Prairie View has its “Three Big Expectations.” In Brooklyn, kids help drive the “Energy Bus.”

At Netherwood Knoll, “Everyday Superheroes” show their powers through emotional regulation and spreading kindness, and at Rome Corners, students’ good deeds can earn a spot as a contestant in “Mr. Z’s ROAR Assemblies.”

While they’re all done in a spirit of fun, the activities have become ways for Oregon School District educators to introduce and reinforce Positive Behavioral Interventions and Supports, part of the district’s long-term focus on students’ social-emotional learning.

PBIS is a systematic method of a reward-focused, proactive approach to schoolwide behavior, and OSD began using it around a decade ago. Since then, PBIS has evolved independently at the schools over time – particularly when it comes to the younger grades like elementary (grades K-4) and intermediate schools (5-6).

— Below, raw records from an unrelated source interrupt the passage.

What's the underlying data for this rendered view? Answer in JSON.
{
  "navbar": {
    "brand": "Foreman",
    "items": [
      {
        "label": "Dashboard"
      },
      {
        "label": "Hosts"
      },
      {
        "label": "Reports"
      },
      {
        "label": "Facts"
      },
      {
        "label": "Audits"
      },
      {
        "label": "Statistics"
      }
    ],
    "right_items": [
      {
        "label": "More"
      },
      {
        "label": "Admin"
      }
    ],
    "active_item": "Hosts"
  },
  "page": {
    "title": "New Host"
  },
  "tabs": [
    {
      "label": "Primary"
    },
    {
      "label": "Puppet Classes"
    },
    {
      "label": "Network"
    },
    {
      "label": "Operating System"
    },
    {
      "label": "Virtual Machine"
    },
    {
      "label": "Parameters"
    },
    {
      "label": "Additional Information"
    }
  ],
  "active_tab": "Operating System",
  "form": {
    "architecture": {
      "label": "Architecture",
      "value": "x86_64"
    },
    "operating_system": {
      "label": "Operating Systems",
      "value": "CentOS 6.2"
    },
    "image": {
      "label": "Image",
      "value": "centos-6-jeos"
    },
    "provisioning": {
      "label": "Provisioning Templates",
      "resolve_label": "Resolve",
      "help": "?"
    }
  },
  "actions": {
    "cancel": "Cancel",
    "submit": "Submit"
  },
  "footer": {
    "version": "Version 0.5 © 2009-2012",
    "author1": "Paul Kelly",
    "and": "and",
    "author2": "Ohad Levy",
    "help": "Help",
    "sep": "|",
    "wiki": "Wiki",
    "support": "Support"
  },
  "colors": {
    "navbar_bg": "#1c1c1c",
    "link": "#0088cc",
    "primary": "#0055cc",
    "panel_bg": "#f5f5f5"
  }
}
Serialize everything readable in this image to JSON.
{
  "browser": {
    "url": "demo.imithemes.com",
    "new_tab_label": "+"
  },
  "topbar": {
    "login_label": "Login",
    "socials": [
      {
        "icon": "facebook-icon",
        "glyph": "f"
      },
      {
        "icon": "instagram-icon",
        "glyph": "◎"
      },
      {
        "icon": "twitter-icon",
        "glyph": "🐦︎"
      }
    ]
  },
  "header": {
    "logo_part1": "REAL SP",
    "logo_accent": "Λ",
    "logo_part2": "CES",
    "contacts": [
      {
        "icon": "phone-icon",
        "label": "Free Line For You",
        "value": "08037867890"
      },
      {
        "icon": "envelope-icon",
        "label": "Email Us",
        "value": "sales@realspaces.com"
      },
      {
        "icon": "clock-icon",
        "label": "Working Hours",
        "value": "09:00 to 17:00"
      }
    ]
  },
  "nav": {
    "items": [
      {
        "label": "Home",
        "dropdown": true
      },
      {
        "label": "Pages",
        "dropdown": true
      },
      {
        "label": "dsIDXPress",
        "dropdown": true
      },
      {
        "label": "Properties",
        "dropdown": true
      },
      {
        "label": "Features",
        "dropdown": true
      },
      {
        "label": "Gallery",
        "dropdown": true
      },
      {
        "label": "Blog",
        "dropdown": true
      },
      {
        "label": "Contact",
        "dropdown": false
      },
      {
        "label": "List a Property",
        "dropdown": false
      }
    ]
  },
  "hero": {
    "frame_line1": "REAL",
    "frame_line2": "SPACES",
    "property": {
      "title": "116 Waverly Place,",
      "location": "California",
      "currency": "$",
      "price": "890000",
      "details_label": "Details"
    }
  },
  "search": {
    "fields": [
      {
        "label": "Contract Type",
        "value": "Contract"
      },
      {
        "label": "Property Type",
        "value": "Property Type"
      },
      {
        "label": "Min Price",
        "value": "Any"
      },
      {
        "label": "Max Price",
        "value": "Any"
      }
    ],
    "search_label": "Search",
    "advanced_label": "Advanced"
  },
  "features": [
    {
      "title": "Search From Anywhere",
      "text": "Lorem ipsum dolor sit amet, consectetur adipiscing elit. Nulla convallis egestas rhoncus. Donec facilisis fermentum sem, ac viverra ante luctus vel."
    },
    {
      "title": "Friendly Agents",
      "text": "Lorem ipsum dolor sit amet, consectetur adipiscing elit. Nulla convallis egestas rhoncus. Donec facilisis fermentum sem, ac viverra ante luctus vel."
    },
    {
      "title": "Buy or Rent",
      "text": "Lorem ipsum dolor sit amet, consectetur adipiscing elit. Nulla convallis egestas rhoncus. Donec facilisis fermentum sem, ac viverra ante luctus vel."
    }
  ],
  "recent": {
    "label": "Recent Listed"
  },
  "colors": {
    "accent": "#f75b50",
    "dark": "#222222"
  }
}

While there are more games and PBIS-related contests in the elementary and intermediate grades than there are at the higher levels, the foundations and concepts are similar. That helps the district coordinate the implementation of the concept as its students eventually funnel into OMS and OHS.

It’s all part of a larger structure to help social-emotional learning, said district student services director Candace Weidensee. She said PBIS – which models and reinforces expected behaviors for students, rather than focusing on incorrect behavior and punishments – is a “method of addressing those skillsets the child hasn’t come in with.”

“We teach reading, math, academic subjects – the difference now from when we went to school is we’re also needing to teach behaviors,” she wrote the Observer in an email. “We probably needed it back then. We just probably didn’t do it.”